# Possible psuedotropheus saulosi?



## pamer (Jul 15, 2008)

I bought this fish in a local store's mixed african tank. It originally was light to med. blue with dark stripes. Approx 4-6 months ago he turned yellow with faded stripes. Is he a male saulosi who reverted to female colors due to being non-dominant. He resides with several red zebras, peacocks, a lab and joanjohnsonae. If not a saulosi, what is he/she? Thanks for your help.


----------



## CICHLUDED (Aug 4, 2006)

That is a Metriaclima lombardoi (Kenyi) Male....


----------



## noki (Jun 13, 2003)

CICHLUDED said:


> That is a Metriaclima lombardoi (Kenyi) Male....

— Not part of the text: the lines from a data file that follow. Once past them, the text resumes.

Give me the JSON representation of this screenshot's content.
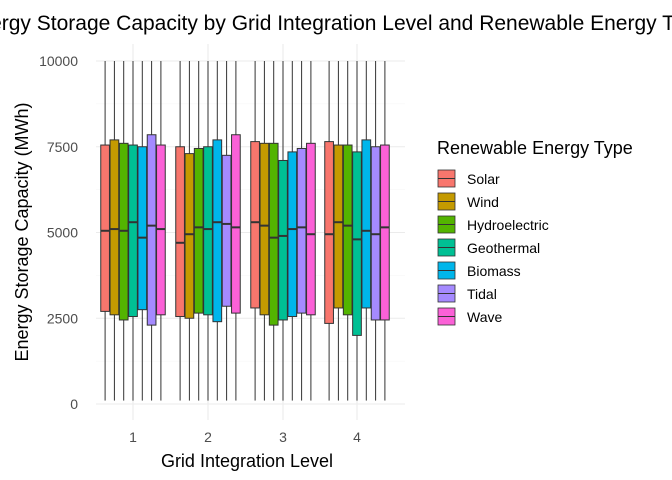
{
  "chart_data": {
    "type": "boxplot",
    "title": "Energy Storage Capacity by Grid Integration Level and Renewable Energy Type",
    "xlabel": "Grid Integration Level",
    "ylabel": "Energy Storage Capacity (MWh)",
    "ylim": [
      0,
      10000
    ],
    "y_ticks": [
      0,
      2500,
      5000,
      7500,
      10000
    ],
    "y_tick_labels": [
      "0",
      "2500",
      "5000",
      "7500",
      "10000"
    ],
    "categories": [
      "1",
      "2",
      "3",
      "4"
    ],
    "legend_title": "Renewable Energy Type",
    "legend_position": "right",
    "series": [
      {
        "name": "Solar",
        "color": "#F8766D",
        "stats": [
          {
            "min": 100,
            "q1": 2700,
            "median": 5050,
            "q3": 7550,
            "max": 10000
          },
          {
            "min": 100,
            "q1": 2550,
            "median": 4700,
            "q3": 7500,
            "max": 10000
          },
          {
            "min": 100,
            "q1": 2800,
            "median": 5300,
            "q3": 7650,
            "max": 10000
          },
          {
            "min": 100,
            "q1": 2350,
            "median": 4950,
            "q3": 7650,
            "max": 10000
          }
        ]
      },
      {
        "name": "Wind",
        "color": "#C49A00",
        "stats": [
          {
            "min": 100,
            "q1": 2600,
            "median": 5100,
            "q3": 7700,
            "max": 10000
          },
          {
            "min": 100,
            "q1": 2500,
            "median": 4950,
            "q3": 7300,
            "max": 10000
          },
          {
            "min": 100,
            "q1": 2600,
            "median": 5200,
            "q3": 7600,
            "max": 10000
          },
          {
            "min": 100,
            "q1": 2800,
            "median": 5300,
            "q3": 7550,
            "max": 10000
          }
        ]
      },
      {
        "name": "Hydroelectric",
        "color": "#53B400",
        "stats": [
          {
            "min": 100,
            "q1": 2450,
            "median": 5050,
            "q3": 7600,
            "max": 10000
          },
          {
            "min": 100,
            "q1": 2650,
            "median": 5150,
            "q3": 7450,
            "max": 10000
          },
          {
            "min": 100,
            "q1": 2300,
            "median": 4850,
            "q3": 7600,
            "max": 10000
          },
          {
            "min": 100,
            "q1": 2600,
            "median": 5200,
            "q3": 7550,
            "max": 10000
          }
        ]
      },
      {
        "name": "Geothermal",
        "color": "#00C094",
        "stats": [
          {
            "min": 100,
            "q1": 2550,
            "median": 5300,
            "q3": 7550,
            "max": 10000
          },
          {
            "min": 100,
            "q1": 2600,
            "median": 5100,
            "q3": 7500,
            "max": 10000
          },
          {
            "min": 100,
            "q1": 2450,
            "median": 4900,
            "q3": 7100,
            "max": 10000
          },
          {
            "min": 100,
            "q1": 2000,
            "median": 4800,
            "q3": 7350,
            "max": 10000
          }
        ]
      },
      {
        "name": "Biomass",
        "color": "#00B6EB",
        "stats": [
          {
            "min": 100,
            "q1": 2750,
            "median": 4850,
            "q3": 7500,
            "max": 10000
          },
          {
            "min": 100,
            "q1": 2400,
            "median": 5300,
            "q3": 7700,
            "max": 10000
          },
          {
            "min": 100,
            "q1": 2550,
            "median": 5100,
            "q3": 7350,
            "max": 10000
          },
          {
            "min": 100,
            "q1": 2800,
            "median": 5050,
            "q3": 7700,
            "max": 10000
          }
        ]
      },
      {
        "name": "Tidal",
        "color": "#A58AFF",
        "stats": [
          {
            "min": 100,
            "q1": 2300,
            "median": 5200,
            "q3": 7850,
            "max": 10000
          },
          {
            "min": 100,
            "q1": 2850,
            "median": 5250,
            "q3": 7250,
            "max": 10000
          },
          {
            "min": 100,
            "q1": 2650,
            "median": 5150,
            "q3": 7450,
            "max": 10000
          },
          {
            "min": 100,
            "q1": 2450,
            "median": 4950,
            "q3": 7500,
            "max": 10000
          }
        ]
      },
      {
        "name": "Wave",
        "color": "#FB61D7",
        "stats": [
          {
            "min": 100,
            "q1": 2600,
            "median": 5100,
            "q3": 7550,
            "max": 10000
          },
          {
            "min": 100,
            "q1": 2650,
            "median": 5150,
            "q3": 7850,
            "max": 10000
          },
          {
            "min": 100,
            "q1": 2600,
            "median": 4950,
            "q3": 7600,
            "max": 10000
          },
          {
            "min": 100,
            "q1": 2450,
            "median": 5150,
            "q3": 7550,
            "max": 10000
          }
        ]
      }
    ]
  }
}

yes, cleary and nice color for one that is "non-dominant". Usually the Kenyi would become one of the top fish


----------



## RedHaze (Oct 20, 2007)

one more for Metriaclima Lombardoi. Saulosi males will turm from yellow to blue, and the Lombardoi males turm from blue to yellow.


----------



## pamer (Jul 15, 2008)

Thanks so much, I'm posting a few other fish that I am not sure about, again from a large mixed chiclid tank at the local aquarium. I've just been trying to ID them from pics.


----------



## NYjets51 (Feb 10, 2008)

I see on your tanks you have a 55 gallon, thats gonna be a problem, it is recomended that kenyi be in a 5 foot tank minimum


----------